3 of 522 comments (clear)

  1. That wooshing sound.... by ivan256 · · Score: 5, Insightful

    ...is the point going right over the author's head.

    A CAPTCHA works well enough for the same reason greylisting works well enough. They may be trivial to bypass (for some definition of 'trivial'), buy many applications only need a tiny speed-bump to make a huge difference in undesirable traffic.

  2. Stuck in the old ways by Anonymous Coward · · Score: 5, Insightful

    Everyone seems to think that the answer to this is to challenge the user somehow. Why isn't a technical solution possible that doesn't require any interaction from a person?

    On my own contact forms, I use a really simple obfuscation technique, it doesn't require any user interaction, and I don't get any spam. I've chosen to name my form elements with meaningless names, because obviously automated spammers rely on field names to fill in the blanks. If they see a form like this:

    <input type="text" name="email">
    <input type="text" name="subject">
    <input type="text" name="message">

    Obviously it's pretty easy to fill out. If they see this instead:

    <input type="text" name="sj38d74j">
    <input type="text" name="9sk2i84h">
    <input type="text" name="m29s784j">

    Then they probably won't even make it past the email validation part, unless they catch the error that my page is printing and try all combinations (or get lucky).

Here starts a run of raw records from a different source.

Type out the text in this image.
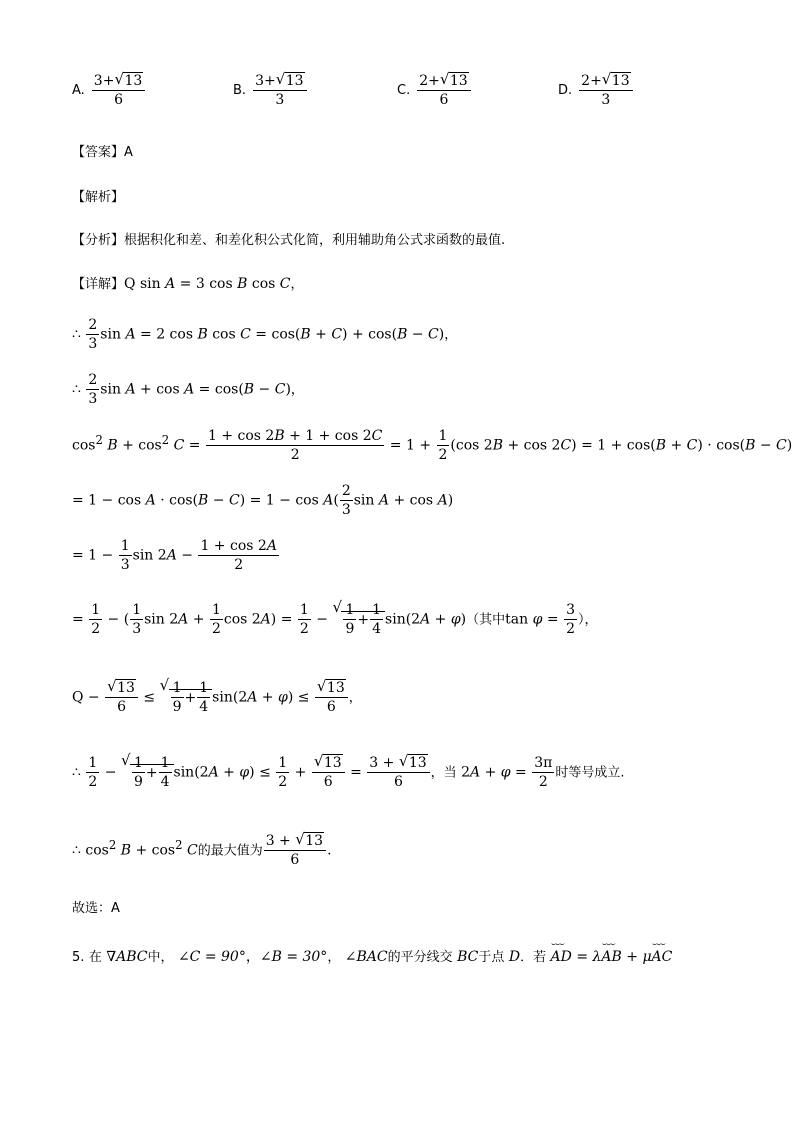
A. $\frac{3+ √ 13}{6}$	B. $\frac{3+ √ 13}{3}$	C. $\frac{2+ √ 13}{6}$	D. $\frac{2+ √ 13}{3}$
【答案】A
【解析】
【分析】根据积化和差、和差化积公式化简，利用辅助角公式求函数的最值.
【详解】Q sin A = 3 cos B cos C，
∴ $\frac{2}{3}$ sin A = 2 cos B cos C = cos(B + C) + cos(B − C)，
∴ $\frac{2}{3}$ sin A + cos A = cos(B − C)，
$\cos^2 B + \cos^2 C = \frac{1 + \cos 2B + 1 + \cos 2C}{2} = 1 + \frac{1}{2} (\cos$ 2B + cos 2C) = 1 + cos(B + C) · cos(B − C)
= $1 - \cos A \cdot \cos(B - C) = 1 - \cos A( \frac{2}{3}$ sin A + cos A)
= $1 - \frac{1}{3}$ $\sin 2A - \frac{1 + \cos 2A}{2}$
= $\frac{1}{2}$ − ( $\frac{1}{3}$ $\sin 2A + \frac{1}{2}$ $\cos 2A) = \frac{1}{2}$ − √ $\frac{1}{9} + \frac{1}{4} \sin(2A + \varphi)$（其中$\tan \varphi = \frac{3}{2}$ ），
Q − √ $\frac{13}{6}$ ≤ √ $\frac{1}{9} + \frac{1}{4} \sin(2A + \varphi)$ ≤ √ $\frac{13}{6}$ ，
∴ $\frac{1}{2}$ − √ $\frac{1}{9} + \frac{1}{4} \sin(2A + \varphi) \le \frac{1}{2}$ + √ $\frac{13}{6} = \frac{3 + √ 13}{6}$ ，当 $2A + \varphi = \frac{3\pi}{2}$ 时等号成立.
∴ $\cos^2 B + \cos^2 C$的最大值为 $\frac{3 + √ 13}{6}$ .
故选：A
5. 在 ∇ABC中， ∠C = 90°，∠B = 30°， ∠BAC的平分线交 BC于点 D．若 ⌣⌣⌣ AD = λ⌣⌣⌣ AB + μ⌣⌣⌣ AC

    It makes it even more effective when you use fields with good names, but hide them from users with either CSS or Javascript:

    <input type="text" name="email" style="display: none;">

    That's a honeypot, if it's filled out then it's a robot. You can use the same CSS or Javascript techniques to also print messages informing users not to fill those out if their browser decides to not run my code and instead shows them.

    Really simple solution, requiring no user interaction, and is at least if not more effective than a challenge and response type of solution. I don't know why everyone is hung up on a visual challenge when it's a lot easier to distinguish between a real web browser and a scraper that doesn't bother to execute Javascript or apply CSS. I've been saying this for years though, so I don't really expect anyone to start paying attention now.. at least my own inbox is spam-free though.

  3. Re:My solution is simple & elegant: by lewiscr · · Score: 5, Insightful

    Limit the email the account can send, and you reduce the desire for the account. Reduce the usefullness of the account, and you reduce the desire to crack the captcha on new account signups, or at least the profitability in doing so.

    Doesn't this increase the desire to get more accounts faster?